The uptake and implementation of a core outcome set also needs to be considered. An observational review was carried out of 350 randomised trials for the treatment of rheumatoid arthritis identified through The Cochrane Library (up to and including September 2012 issue). Reports of these trials were evaluated to determine whether or not there were trends in the proportion of trials reporting on the full set of core outcomes over time. This observational review suggests that a higher percentage of trialists conducting trials in rheumatoid arthritis are now measuring the rheumatoid arthritis core outcome set. Core outcome sets have the potential to improve the evidence base for health care, but consideration must be given to the methods for disseminating their availability amongst the relevant communities.
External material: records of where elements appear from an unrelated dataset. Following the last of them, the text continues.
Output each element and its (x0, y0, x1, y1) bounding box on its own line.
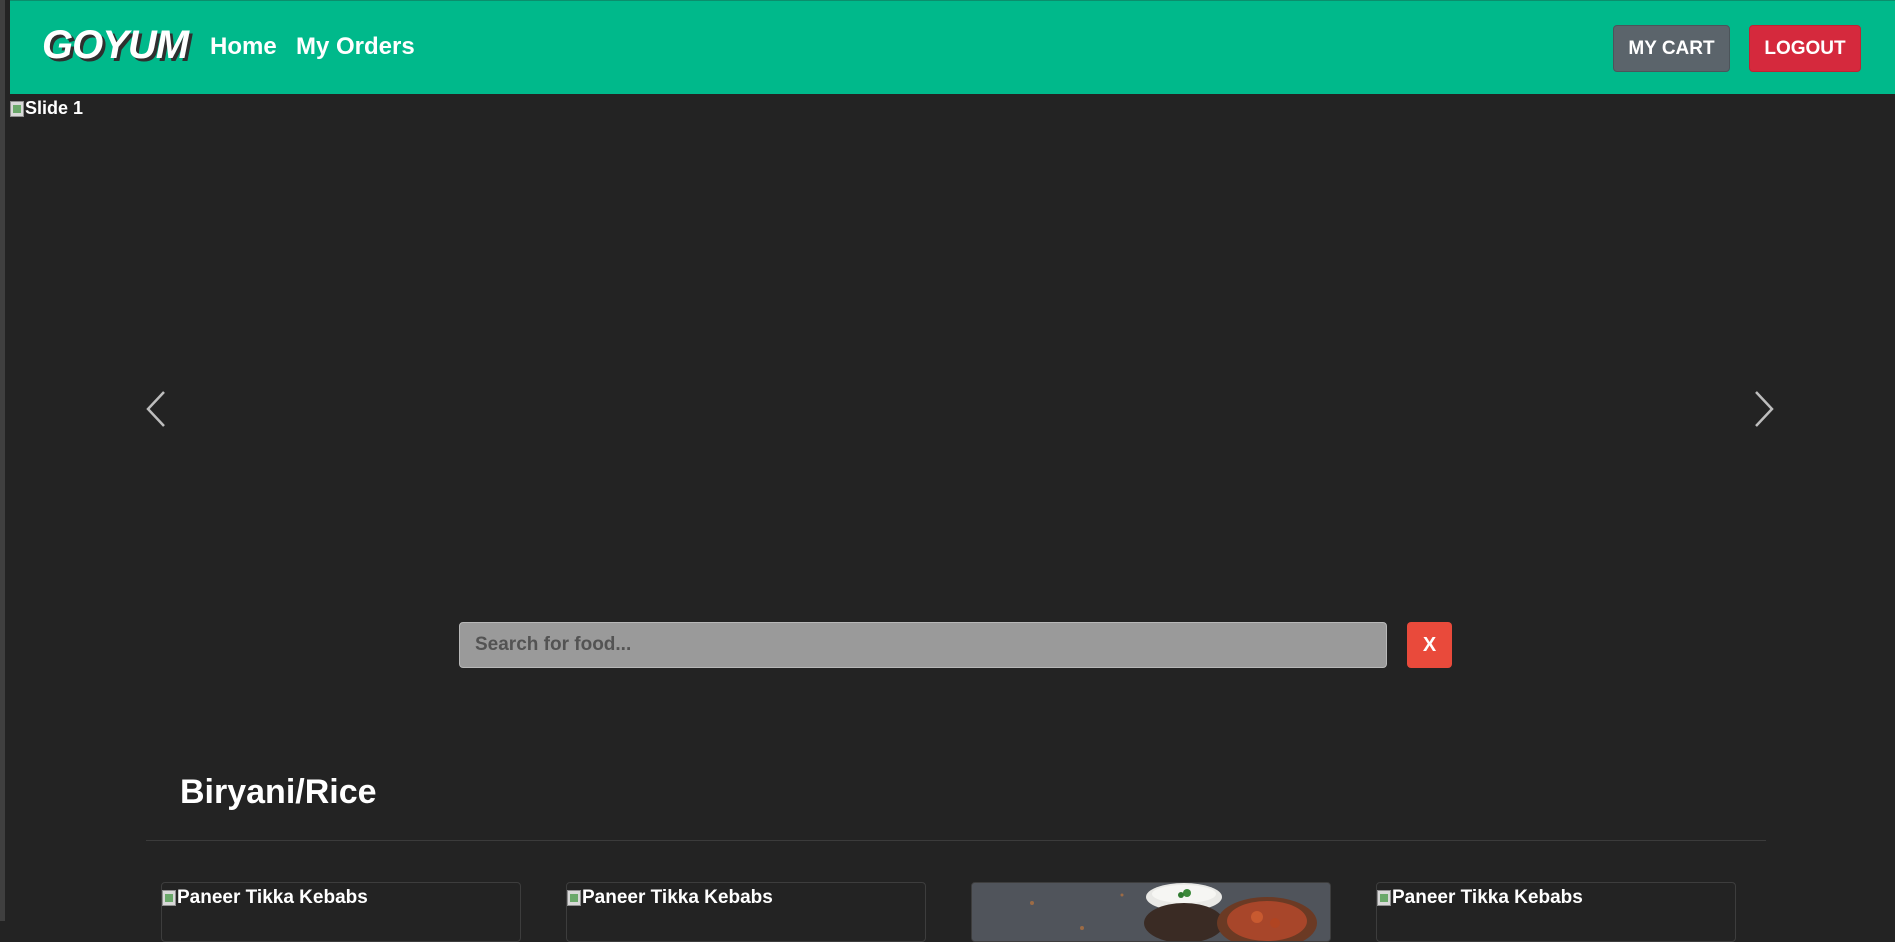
broken-image-icon (10, 100, 24, 117)
food-card-alt-text: Paneer Tikka Kebabs (582, 887, 773, 908)
chevron-left-icon (146, 391, 165, 427)
food-card[interactable] (971, 882, 1331, 942)
food-card[interactable]: Paneer Tikka Kebabs (161, 882, 521, 942)
broken-image-icon (1377, 890, 1391, 906)
nav-link-my-orders[interactable]: My Orders (296, 33, 415, 61)
chevron-right-icon (1755, 391, 1774, 427)
divider (146, 840, 1766, 841)
food-card-image: Paneer Tikka Kebabs (567, 887, 773, 909)
slide-alt-text: Slide 1 (25, 98, 84, 118)
nav-link-home[interactable]: Home (210, 33, 277, 61)
page: GOYUM Home My Orders MY CART LOGOUT Slid… (0, 0, 1895, 942)
broken-image-icon (162, 890, 176, 906)
food-card-image: Paneer Tikka Kebabs (1377, 887, 1583, 909)
my-cart-button[interactable]: MY CART (1613, 25, 1730, 72)
brand-logo[interactable]: GOYUM (42, 23, 189, 68)
food-card-alt-text: Paneer Tikka Kebabs (177, 887, 368, 908)
carousel: Slide 1 (10, 94, 1895, 614)
food-card[interactable]: Paneer Tikka Kebabs (566, 882, 926, 942)
food-card-alt-text: Paneer Tikka Kebabs (1392, 887, 1583, 908)
broken-image-icon (567, 890, 581, 906)
food-card-image: Paneer Tikka Kebabs (162, 887, 368, 909)
navbar: GOYUM Home My Orders MY CART LOGOUT (10, 0, 1895, 94)
carousel-prev-button[interactable] (138, 384, 178, 434)
carousel-slide-image: Slide 1 (10, 98, 83, 119)
search-input[interactable] (459, 622, 1387, 668)
food-card[interactable]: Paneer Tikka Kebabs (1376, 882, 1736, 942)
logout-button[interactable]: LOGOUT (1749, 25, 1861, 72)
food-photo-image (972, 883, 1330, 941)
carousel-next-button[interactable] (1742, 384, 1782, 434)
category-title: Biryani/Rice (180, 773, 377, 811)
clear-search-button[interactable]: X (1407, 622, 1452, 668)
food-card-photo (972, 883, 1330, 941)
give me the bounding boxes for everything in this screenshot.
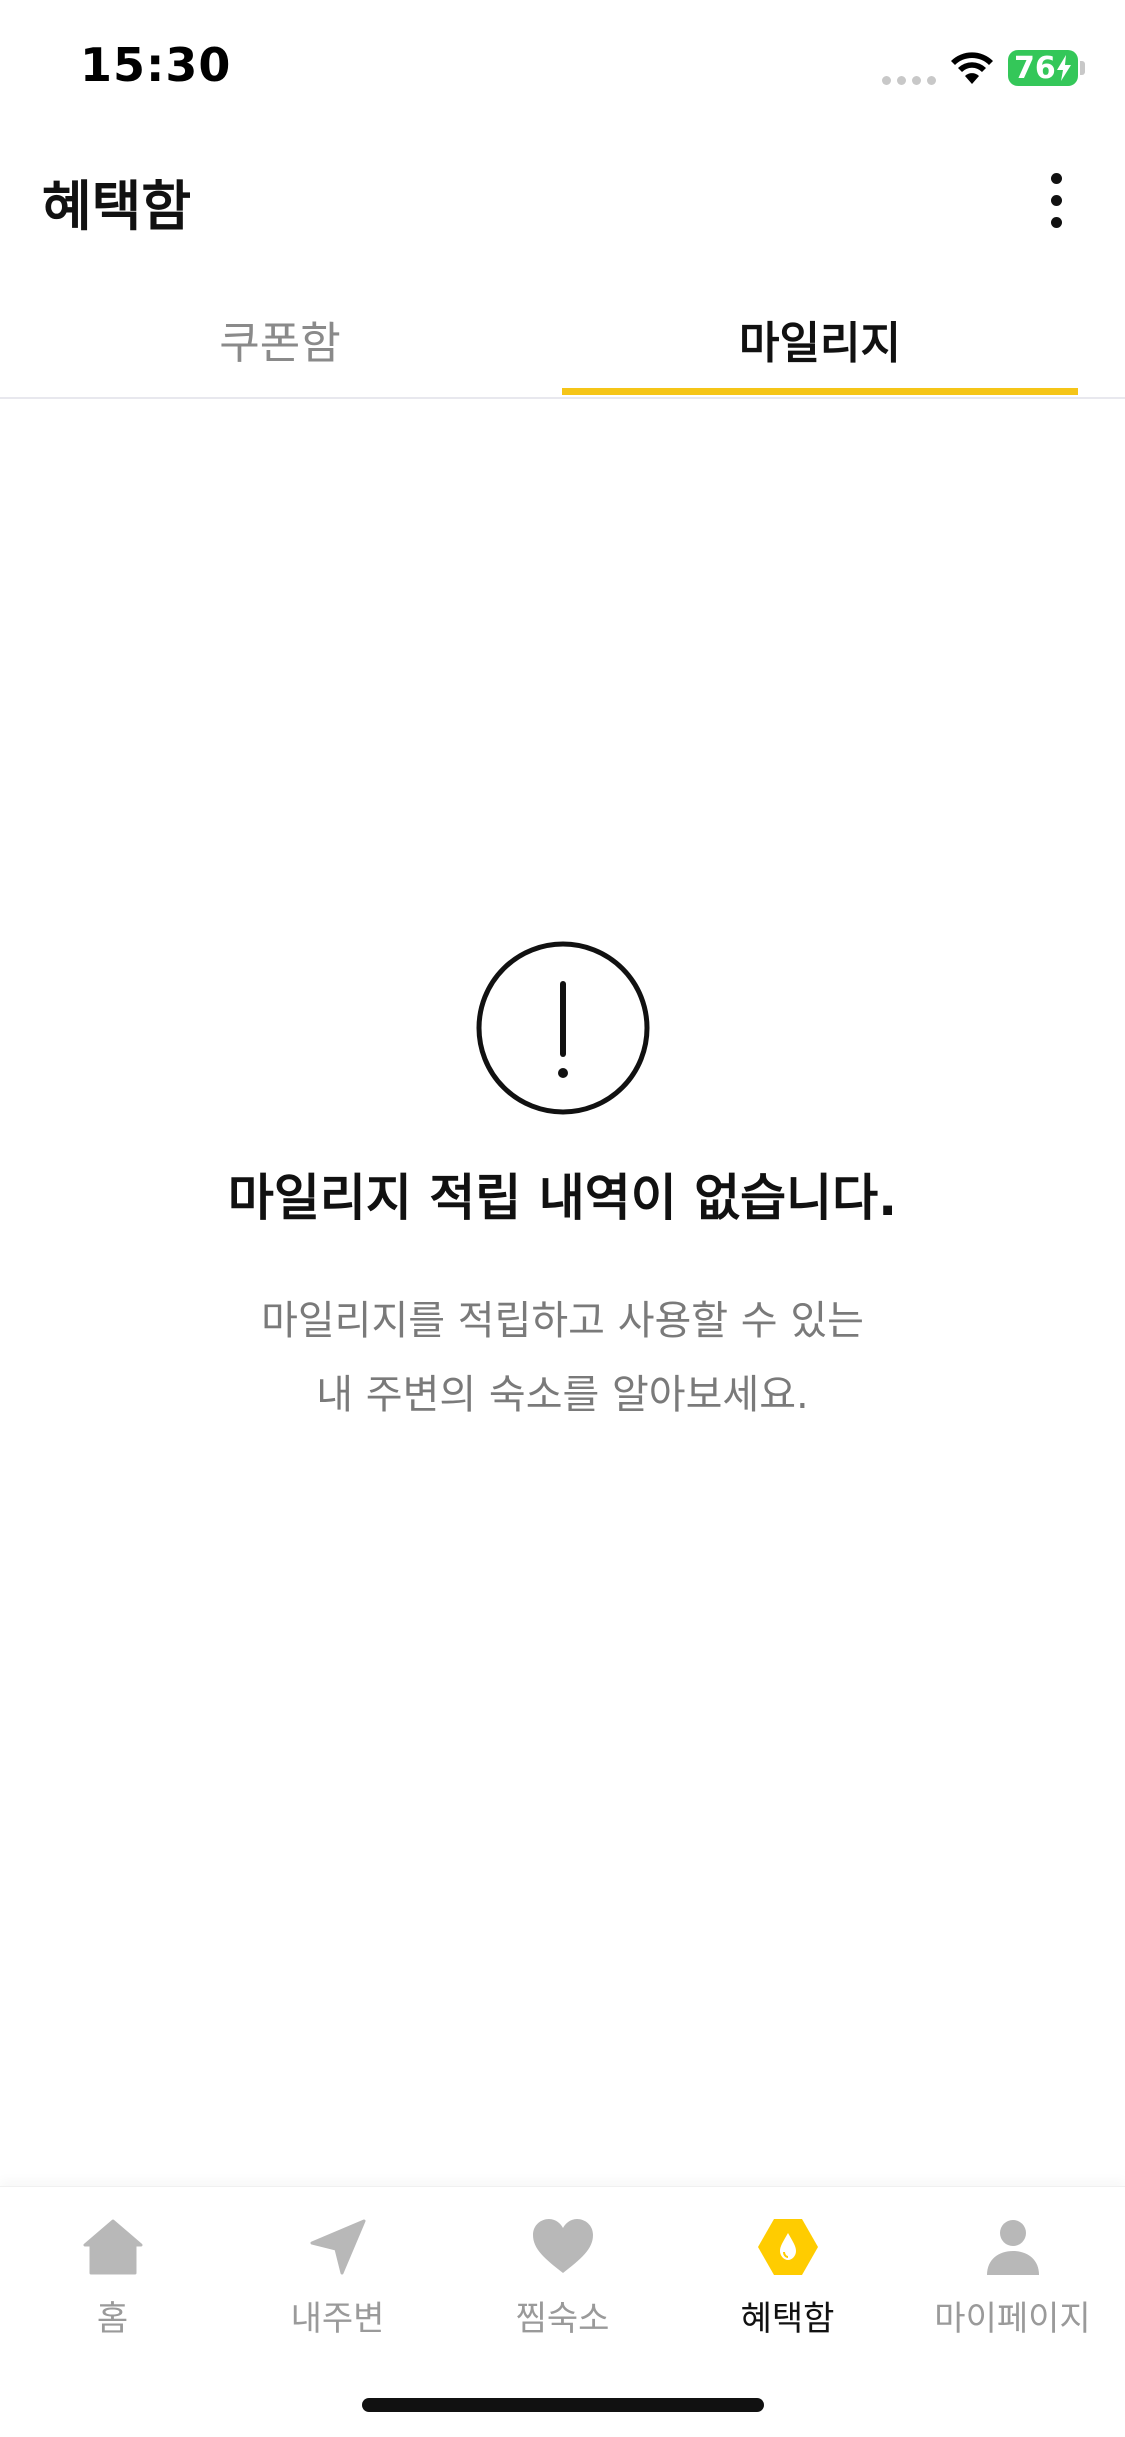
more-vertical-icon	[1050, 172, 1062, 184]
app-header: 혜택함	[0, 140, 1125, 250]
empty-state-title: 마일리지 적립 내역이 없습니다.	[227, 1169, 898, 1227]
nav-item-benefits[interactable]: 혜택함	[675, 2213, 900, 2363]
nav-item-mypage[interactable]: 마이페이지	[900, 2213, 1125, 2363]
nav-label-nearby: 내주변	[290, 2299, 385, 2339]
charging-bolt-icon	[1057, 55, 1071, 81]
wifi-icon	[951, 52, 993, 84]
benefit-hexagon-icon	[757, 2219, 818, 2275]
nav-label-benefits: 혜택함	[740, 2299, 835, 2339]
more-options-button[interactable]	[1030, 164, 1082, 236]
user-icon	[986, 2220, 1039, 2275]
nav-label-home: 홈	[96, 2299, 129, 2339]
home-icon	[83, 2219, 142, 2275]
alert-circle-icon	[476, 941, 649, 1115]
battery-level: 76	[1014, 50, 1056, 86]
heart-icon	[532, 2219, 593, 2273]
battery-charging-icon: 76	[1008, 50, 1078, 86]
empty-state-description-line1: 마일리지를 적립하고 사용할 수 있는	[261, 1298, 864, 1344]
nav-item-nearby[interactable]: 내주변	[225, 2213, 450, 2363]
navigation-icon	[310, 2219, 365, 2275]
nav-label-wishlist: 찜숙소	[515, 2299, 610, 2339]
tab-mileage[interactable]: 마일리지	[562, 280, 1078, 397]
cellular-signal-icon	[882, 76, 936, 85]
nav-label-mypage: 마이페이지	[934, 2299, 1091, 2339]
empty-state: 마일리지 적립 내역이 없습니다. 마일리지를 적립하고 사용할 수 있는 내 …	[0, 940, 1125, 1432]
benefit-tabs: 쿠폰함 마일리지	[0, 280, 1125, 399]
status-time: 15:30	[80, 38, 232, 92]
active-tab-indicator	[562, 388, 1078, 395]
empty-state-description: 마일리지를 적립하고 사용할 수 있는 내 주변의 숙소를 알아보세요.	[0, 1284, 1125, 1432]
battery-cap	[1080, 61, 1085, 75]
page-title: 혜택함	[42, 175, 192, 238]
nav-item-home[interactable]: 홈	[0, 2213, 225, 2363]
nav-item-wishlist[interactable]: 찜숙소	[450, 2213, 675, 2363]
tab-coupon[interactable]: 쿠폰함	[22, 280, 538, 397]
home-indicator[interactable]	[362, 2398, 764, 2412]
status-bar: 15:30 76	[0, 0, 1125, 140]
empty-state-description-line2: 내 주변의 숙소를 알아보세요.	[316, 1372, 809, 1418]
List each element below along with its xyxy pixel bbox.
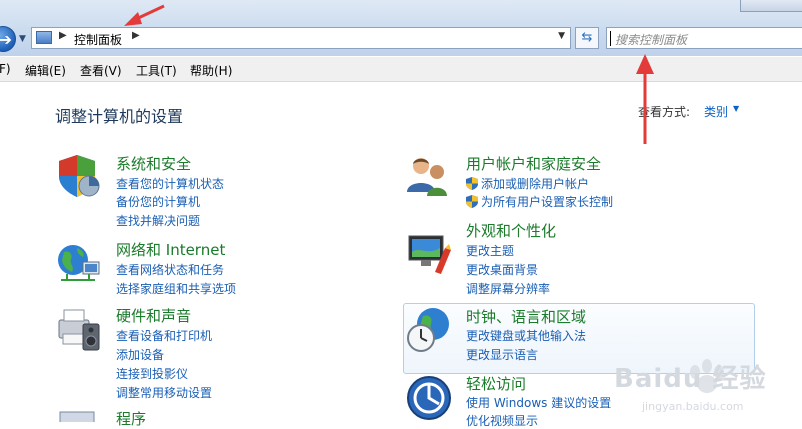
link-view-computer-status[interactable]: 查看您的计算机状态 (116, 175, 224, 192)
users-icon (407, 158, 447, 196)
uac-shield-icon (466, 177, 478, 190)
baidu-watermark: Baidu 经验 jingyan.baidu.com (612, 350, 802, 420)
watermark-url: jingyan.baidu.com (642, 400, 744, 413)
uac-shield-icon (466, 195, 478, 208)
link-devices-printers[interactable]: 查看设备和打印机 (116, 327, 212, 344)
page-title: 调整计算机的设置 (55, 107, 184, 126)
category-appearance[interactable]: 外观和个性化 (466, 220, 556, 241)
search-input[interactable]: 搜索控制面板 (606, 27, 802, 49)
clock-globe-icon (407, 308, 449, 352)
watermark-text: Baidu 经验 (614, 364, 767, 394)
link-change-display-language[interactable]: 更改显示语言 (466, 346, 538, 363)
link-change-background[interactable]: 更改桌面背景 (466, 261, 538, 278)
breadcrumb-chevron-icon[interactable]: ▶ (59, 30, 67, 41)
breadcrumb-control-panel[interactable]: 控制面板 (74, 31, 122, 48)
refresh-button[interactable]: ⇆ (575, 27, 599, 49)
menu-edit[interactable]: 编辑(E) (25, 62, 66, 79)
ease-of-access-icon (407, 376, 451, 420)
link-change-input-method[interactable]: 更改键盘或其他输入法 (466, 327, 586, 344)
menu-file[interactable]: F) (0, 62, 11, 76)
refresh-icon: ⇆ (581, 30, 593, 45)
window-controls[interactable] (740, 0, 802, 12)
link-mobility-settings[interactable]: 调整常用移动设置 (116, 384, 212, 401)
category-ease-of-access[interactable]: 轻松访问 (466, 373, 526, 394)
link-homegroup-sharing[interactable]: 选择家庭组和共享选项 (116, 280, 236, 297)
link-troubleshoot[interactable]: 查找并解决问题 (116, 212, 200, 229)
shield-icon (59, 155, 100, 197)
address-bar[interactable]: ▶ 控制面板 ▶ ▼ (31, 27, 571, 49)
link-parental-controls-label: 为所有用户设置家长控制 (481, 195, 614, 209)
link-network-status[interactable]: 查看网络状态和任务 (116, 261, 224, 278)
link-add-remove-users[interactable]: 添加或删除用户帐户 (466, 175, 589, 192)
link-connect-projector[interactable]: 连接到投影仪 (116, 365, 188, 382)
menu-tools[interactable]: 工具(T) (136, 62, 177, 79)
link-add-device[interactable]: 添加设备 (116, 346, 164, 363)
search-placeholder: 搜索控制面板 (615, 33, 688, 47)
annotation-arrow-icon (636, 54, 654, 144)
link-recommended-settings[interactable]: 使用 Windows 建议的设置 (466, 394, 611, 411)
link-screen-resolution[interactable]: 调整屏幕分辨率 (466, 280, 550, 297)
category-user-accounts[interactable]: 用户帐户和家庭安全 (466, 153, 601, 174)
category-system-security[interactable]: 系统和安全 (116, 153, 191, 174)
link-parental-controls[interactable]: 为所有用户设置家长控制 (466, 193, 613, 210)
link-optimize-display[interactable]: 优化视频显示 (466, 412, 538, 429)
address-dropdown-icon[interactable]: ▼ (558, 31, 565, 41)
menu-help[interactable]: 帮助(H) (190, 62, 232, 79)
control-panel-icon (36, 31, 52, 44)
link-add-remove-users-label: 添加或删除用户帐户 (481, 177, 590, 191)
text-caret (610, 31, 611, 46)
monitor-paint-icon (408, 235, 451, 274)
breadcrumb-chevron-icon[interactable]: ▶ (132, 30, 140, 41)
link-change-theme[interactable]: 更改主题 (466, 242, 514, 259)
nav-history-dropdown-icon[interactable]: ▼ (19, 34, 26, 44)
category-clock-language[interactable]: 时钟、语言和区域 (466, 306, 586, 327)
category-programs[interactable]: 程序 (116, 408, 146, 429)
link-backup-computer[interactable]: 备份您的计算机 (116, 193, 200, 210)
network-globe-icon (58, 245, 100, 281)
menu-view[interactable]: 查看(V) (80, 62, 122, 79)
menu-bar: F) 编辑(E) 查看(V) 工具(T) 帮助(H) (0, 57, 802, 82)
view-by-dropdown[interactable]: 类别 (704, 103, 728, 120)
annotation-arrow-icon (124, 4, 165, 26)
view-by-chevron-icon[interactable]: ▼ (733, 104, 739, 113)
category-hardware-sound[interactable]: 硬件和声音 (116, 305, 191, 326)
printer-speaker-icon (58, 309, 100, 351)
category-network-internet[interactable]: 网络和 Internet (116, 239, 225, 260)
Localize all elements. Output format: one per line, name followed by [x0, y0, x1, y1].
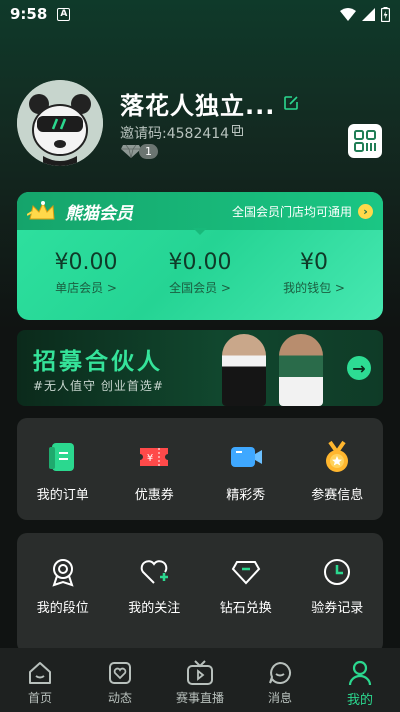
order-icon: [48, 443, 74, 471]
bottom-nav: 首页 动态 赛事直播 消息 我的: [0, 648, 400, 712]
banner-subtitle: #无人值守 创业首选#: [33, 379, 164, 393]
my-follows-button[interactable]: 我的关注: [109, 533, 201, 653]
notification-icon: A: [57, 7, 71, 21]
coupon-records-button[interactable]: 验券记录: [292, 533, 384, 653]
nav-home[interactable]: 首页: [0, 648, 80, 712]
my-follows-label: 我的关注: [128, 601, 181, 616]
vip-card[interactable]: 熊猫会员 全国会员门店均可通用 › ¥0.00 单店会员 > ¥0.00 全国会…: [17, 192, 383, 320]
nav-live[interactable]: 赛事直播: [160, 648, 240, 712]
nav-messages[interactable]: 消息: [240, 648, 320, 712]
diamond-exchange-label: 钻石兑换: [219, 601, 272, 616]
panda-avatar-icon: [17, 80, 103, 166]
coupons-label: 优惠券: [134, 488, 174, 503]
nav-home-label: 首页: [27, 691, 52, 705]
vip-header: 熊猫会员 全国会员门店均可通用 ›: [17, 192, 383, 230]
my-orders-button[interactable]: 我的订单: [17, 418, 109, 520]
qr-code-button[interactable]: [348, 124, 382, 158]
wallet-balance[interactable]: ¥0 我的钱包 >: [257, 250, 371, 296]
qr-code-icon: [354, 130, 376, 152]
clock-icon: [324, 559, 351, 585]
wifi-icon: [340, 7, 356, 21]
highlights-button[interactable]: 精彩秀: [200, 418, 292, 520]
nav-live-label: 赛事直播: [175, 691, 224, 705]
diamond-badge: 1: [120, 142, 158, 160]
vip-title: 熊猫会员: [65, 203, 133, 224]
invite-code: 邀请码:4582414: [120, 126, 230, 142]
signal-icon: [362, 7, 375, 21]
wallet-amount: ¥0: [300, 250, 328, 275]
avatar[interactable]: [17, 80, 103, 166]
profile-icon: [348, 660, 372, 686]
my-orders-label: 我的订单: [36, 488, 89, 503]
partner-banner[interactable]: 招募合伙人 #无人值守 创业首选# →: [17, 330, 383, 406]
competition-info-button[interactable]: 参赛信息: [292, 418, 384, 520]
diamond-exchange-button[interactable]: 钻石兑换: [200, 533, 292, 653]
edit-icon[interactable]: [283, 95, 299, 111]
arrow-right-icon[interactable]: →: [347, 356, 371, 380]
video-icon: [230, 447, 262, 467]
battery-icon: [381, 6, 390, 22]
banner-title: 招募合伙人: [33, 349, 163, 375]
national-member-balance[interactable]: ¥0.00 全国会员 >: [143, 250, 257, 296]
store-member-amount: ¥0.00: [54, 250, 118, 275]
banner-person-image: [222, 334, 266, 406]
coupon-records-label: 验券记录: [311, 601, 364, 616]
store-member-label: 单店会员 >: [55, 281, 117, 295]
coupons-button[interactable]: ¥ 优惠券: [109, 418, 201, 520]
status-time: 9:58: [10, 5, 48, 23]
wallet-label: 我的钱包 >: [283, 281, 345, 295]
nav-profile-label: 我的: [346, 693, 373, 708]
rank-icon: [52, 559, 74, 587]
badge-count: 1: [139, 143, 158, 159]
nav-feed[interactable]: 动态: [80, 648, 160, 712]
highlights-label: 精彩秀: [226, 488, 266, 503]
nav-messages-label: 消息: [267, 691, 292, 705]
medal-icon: [326, 440, 349, 472]
nav-profile[interactable]: 我的: [320, 648, 400, 712]
banner-person-image: [279, 334, 323, 406]
vip-note-text: 全国会员门店均可通用: [231, 204, 352, 219]
username: 落花人独立...: [120, 92, 276, 120]
my-rank-button[interactable]: 我的段位: [17, 533, 109, 653]
home-icon: [29, 662, 51, 684]
diamond-icon: [231, 561, 260, 585]
message-icon: [269, 661, 291, 684]
my-rank-label: 我的段位: [36, 601, 89, 616]
store-member-balance[interactable]: ¥0.00 单店会员 >: [29, 250, 143, 296]
follow-icon: [140, 560, 169, 584]
nav-feed-label: 动态: [107, 691, 132, 705]
competition-info-label: 参赛信息: [311, 488, 364, 503]
services-grid: 我的订单 ¥ 优惠券 精彩秀 参赛信息: [17, 418, 383, 520]
account-grid: 我的段位 我的关注 钻石兑换 验券记录: [17, 533, 383, 653]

Accumulating work in this area has identified the need for guidance on the development, implementation, evaluation and updating of core outcome sets. This Handbook, developed by the COMET Initiative, brings together current thinking and methodological research regarding those issues. We recommend a four-step process to develop a core outcome set. The Core Outcome Set-STAndards for Development (COS-STAD) identifies minimum standards for the design of a COS study agreed upon by an international group. Other specific guidance exists for the final reporting of COS development studies (Core Outcome Set-STAndards for Reporting [COS-STAR]).